Strona:PL May Nad Rio de la Plata.djvu/265

Ta strona została skorygowana.
—   249   —

— Ja się stąd nie ruszę!
— E, moja uprzejmość zniewoli pana bardzo prędko do ruszenia się. Zwiążemy panu ręce na plecach, a nogi pod tułowiem konia i poprosimy pana, abyś z nami jechał bez szemrania. Gdyby zaś przyszła panu ochota odpowiedzieć niegrzecznością na naszą uprzejmość, oberwiesz pan siarczysty policzek, i to uczyni pana bardzo grzecznym.
— Mnie? policzek?!...
— Ludzie pańskiego pokroju nie zasługują na nic innego.
— Spróbujcie tylko tknąć mię chociażby!
— A ty, łajdaku jeden! cóż ty sobie wyobrażasz? Schwytaliście mię podstępem i chcieliście zamordować, uwięziliście teraz niewinnych dwu ludzi, żądając za nich wysokiej sumy okupu, i ja za to mam obchodzić Się z takimi łotrami łagodnie? Jeżeli usłyszę bodaj jedno twoje słowo, które mi się nie spodoba, a pożegnasz się z życiem, łotrze bezczelny!
Ta groźba poskutkowała. Chwyciłem oniemiałego draba za kołnierz i wsadziłem na konia, oczywiście rozwiązawszy mu nogi, które związałem ponownie, gdy już siedział w siodle, — poczem w ten sam sposób uporawszy się szybko z drugim drabem, wsiedliśmy na swoje konie — i jazda do estancyi, co sił starczyło.
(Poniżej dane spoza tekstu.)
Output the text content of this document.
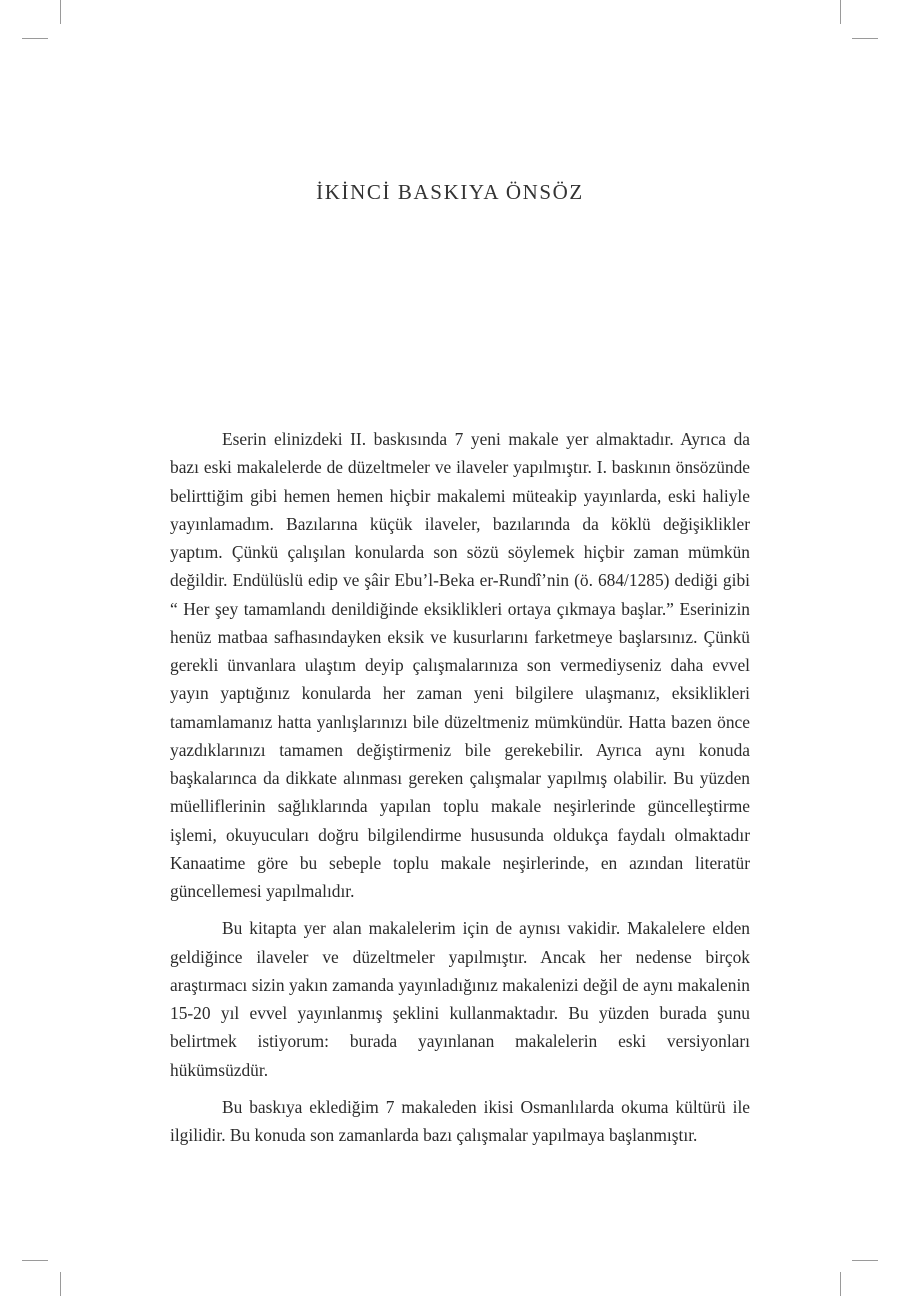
İKİNCİ BASKIYA ÖNSÖZ

Eserin elinizdeki II. baskısında 7 yeni makale yer almaktadır. Ayrıca da bazı eski makalelerde de düzeltmeler ve ilaveler yapılmıştır. I. baskının önsözünde belirttiğim gibi hemen hemen hiçbir makalemi müteakip yayınlarda, eski haliyle yayınlamadım. Bazılarına küçük ilaveler, bazılarında da köklü değişiklikler yaptım. Çünkü çalışılan konularda son sözü söylemek hiçbir zaman mümkün değildir. Endülüslü edip ve şâir Ebu’l-Beka er-Rundî’nin (ö. 684/1285) dediği gibi “ Her şey tamamlandı denildiğinde eksiklikleri ortaya çıkmaya başlar.” Eserinizin henüz matbaa safhasındayken eksik ve kusurlarını farketmeye başlarsınız. Çünkü gerekli ünvanlara ulaştım deyip çalışmalarınıza son vermediyseniz daha evvel yayın yaptığınız konularda her zaman yeni bilgilere ulaşmanız, eksiklikleri tamamlamanız hatta yanlışlarınızı bile düzeltmeniz mümkündür. Hatta bazen önce yazdıklarınızı tamamen değiştirmeniz bile gerekebilir. Ayrıca aynı konuda başkalarınca da dikkate alınması gereken çalışmalar yapılmış olabilir. Bu yüzden müelliflerinin sağlıklarında yapılan toplu makale neşirlerinde güncelleştirme işlemi, okuyucuları doğru bilgilendirme hususunda oldukça faydalı olmaktadır Kanaatime göre bu sebeple toplu makale neşirlerinde, en azından literatür güncellemesi yapılmalıdır.

Bu kitapta yer alan makalelerim için de aynısı vakidir. Makalelere elden geldiğince ilaveler ve düzeltmeler yapılmıştır. Ancak her nedense birçok araştırmacı sizin yakın zamanda yayınladığınız makalenizi değil de aynı makalenin 15-20 yıl evvel yayınlanmış şeklini kullanmaktadır. Bu yüzden burada şunu belirtmek istiyorum: burada yayınlanan makalelerin eski versiyonları hükümsüzdür.

Bu baskıya eklediğim 7 makaleden ikisi Osmanlılarda okuma kültürü ile ilgilidir. Bu konuda son zamanlarda bazı çalışmalar yapılmaya başlanmıştır.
Gauchowie, spostrzegłszy nas, powracających z jeńcami, poczęli wrzeszczeć z radości. Uspokoiłem ich skinieniem i w krótkich słowach zapowiedziałem, aby na przyszłość podobnych hałasów nie wyprawiali, gdyż może to sprowadzić wielkie niebezpieczeństwo na estancyę i jej właścicieli. Chodziło mi zwłaszcza o to, aby nie zdradzić się czemkolwiek wobec wysłańca bandy, który lada chwila mógł się tu pojawić.
Następnie zsadziliśmy obu drabów z koni i wnieśliśmy na górę. Tu w jednym z pokojów posadziliśmy ich na krzesłach, przymocowując oczywiście tak, by się nawet ruszyć nie mogli.